Nasıl mı özgün olacağız? Okuyarak, öğrenerek, yazdıklarımızı yırtarak. Yeniden yazarak. Bilgi sahibi olarak. Yaptığımız işin yarı duygu, yarı bilgi işi olduğunu kavrayarak.
Bilgi sahibi olmadan bir şeyi yapmanın doğurduğu bir sonuca gelmek istiyorum. Merhum Çobanoğlu bir kasetinde Kağızmanlı Hıfzı’dan bahsederek onun ünlü ağıtını okuyor.
“Hıfzı Kağızman Hâkimliği’nde mübaşir idi” diyor. Hâkim’in Kars’a bir evrak gönderdiğini, dönüşte sevgilisi Nergis’in öldüğünü ve mezarı başına giderek ağıt yaktığını belirtiyor.
Bir kere Hıfzı “Kırk Yıllık Karagünler” de doğmuş ve ölmüştür. Bu yıllarda Kağızman esaret altındadır. Hıfzı’yı l94l den sonra yayınlamaya başlamıştır. Sayın Barenseli l960 larda kitaplaştırmıştır. Hem de Kars Halkevi yayınlarından. Sayın Çobanoğlu Kağızman’a defalarca gelip gitmiş. Hiç mi Hıfzı’yı yakın akrabalarından sormamış? Kaynaklardan hiç mi okumamış? Biz ne Hıfzı’nın, ne Şenlik’in, ne Sümmani’nin şiir sanatındaki inceliği kavrayabilmişiz nede ki kendi sanatımızı geliştirip güzelleştirme yolunda bir adım atabilmişiz. Ancak bizden önce ne varsa onlarla yetinebilmiş onları harcamaya çalışmışız. Çoğu zaman da yanlış bilgiler vermişiz halka.
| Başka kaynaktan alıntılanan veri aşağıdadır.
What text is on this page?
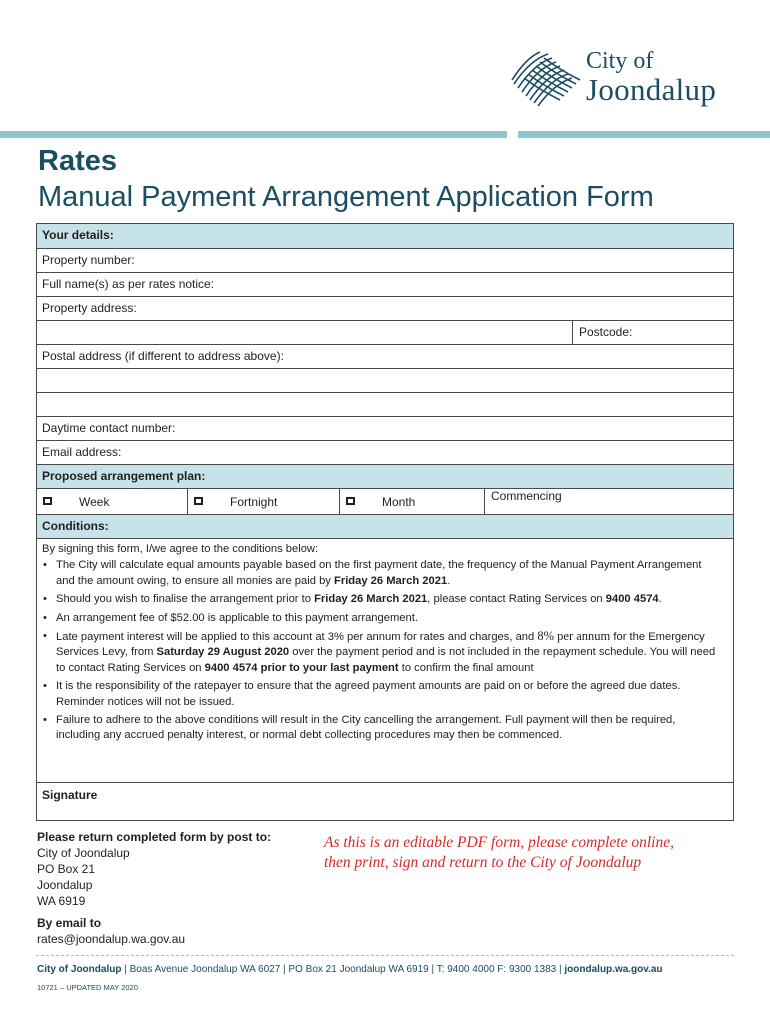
City of
Joondalup
Rates
Manual Payment Arrangement Application Form
Your details:
Property number:
Full name(s) as per rates notice:
Property address:
Postcode:
Postal address (if different to address above):
Daytime contact number:
Email address:
Proposed arrangement plan:
Week	Fortnight	Month	Commencing
Conditions:
By signing this form, I/we agree to the conditions below:
• The City will calculate equal amounts payable based on the first payment date, the frequency of the Manual Payment Arrangement and the amount owing, to ensure all monies are paid by Friday 26 March 2021.
• Should you wish to finalise the arrangement prior to Friday 26 March 2021, please contact Rating Services on 9400 4574.
• An arrangement fee of $52.00 is applicable to this payment arrangement.
• Late payment interest will be applied to this account at 3% per annum for rates and charges, and 8% per annum for the Emergency Services Levy, from Saturday 29 August 2020 over the payment period and is not included in the repayment schedule. You will need to contact Rating Services on 9400 4574 prior to your last payment to confirm the final amount
• It is the responsibility of the ratepayer to ensure that the agreed payment amounts are paid on or before the agreed due dates. Reminder notices will not be issued.
• Failure to adhere to the above conditions will result in the City cancelling the arrangement. Full payment will then be required, including any accrued penalty interest, or normal debt collecting procedures may then be commenced.
Signature
Please return completed form by post to:
City of Joondalup
PO Box 21
Joondalup
WA 6919
By email to
rates@joondalup.wa.gov.au
As this is an editable PDF form, please complete online,
then print, sign and return to the City of Joondalup
City of Joondalup | Boas Avenue Joondalup WA 6027 | PO Box 21 Joondalup WA 6919 | T: 9400 4000 F: 9300 1383 | joondalup.wa.gov.au
10721 – UPDATED MAY 2020
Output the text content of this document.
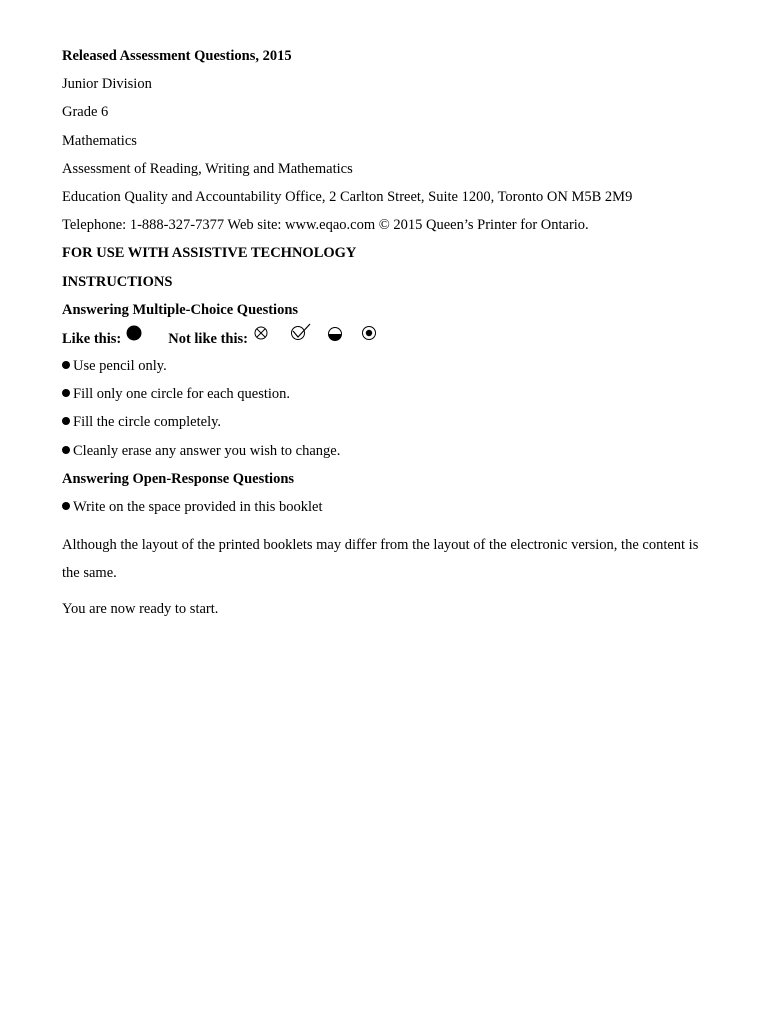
Released Assessment Questions, 2015
Junior Division
Grade 6
Mathematics
Assessment of Reading, Writing and Mathematics
Education Quality and Accountability Office, 2 Carlton Street, Suite 1200, Toronto ON M5B 2M9
Telephone: 1-888-327-7377 Web site: www.eqao.com © 2015 Queen’s Printer for Ontario.
FOR USE WITH ASSISTIVE TECHNOLOGY
INSTRUCTIONS
Answering Multiple-Choice Questions
Like this:	Not like this:
Use pencil only.
Fill only one circle for each question.
Fill the circle completely.
Cleanly erase any answer you wish to change.
Answering Open-Response Questions
Write on the space provided in this booklet
Although the layout of the printed booklets may differ from the layout of the electronic version, the content is the same.
You are now ready to start.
Kars Âşıklar Bayramı’na dönelim. Bu yıl ilk olarak Kars’ta bir bayram yapıldı. Davet edilen âşıklar henüz sahneye adım atmadan madalya ve onurluk ödülüne layık görüldü. Al sana bir koltuk karpuzu. Git de böbürlen. Âşık ne söyledi ki ödüllendirdin. Gerisi malum.
Ben şu andan itibaren âşıklarımızı hak etmeden aldıkları ödülleri anı sayarak kendilerini sorgulamaya başlayıp yaptıklarını ve yazdıklarını gözden geçirmelerini, okumalarını, yırtmalarını öneriyor onları berceste mısralar yazmaya, çok güzel makamlar üretmeye, bu geleneği canlandırmaya davet ediyorum.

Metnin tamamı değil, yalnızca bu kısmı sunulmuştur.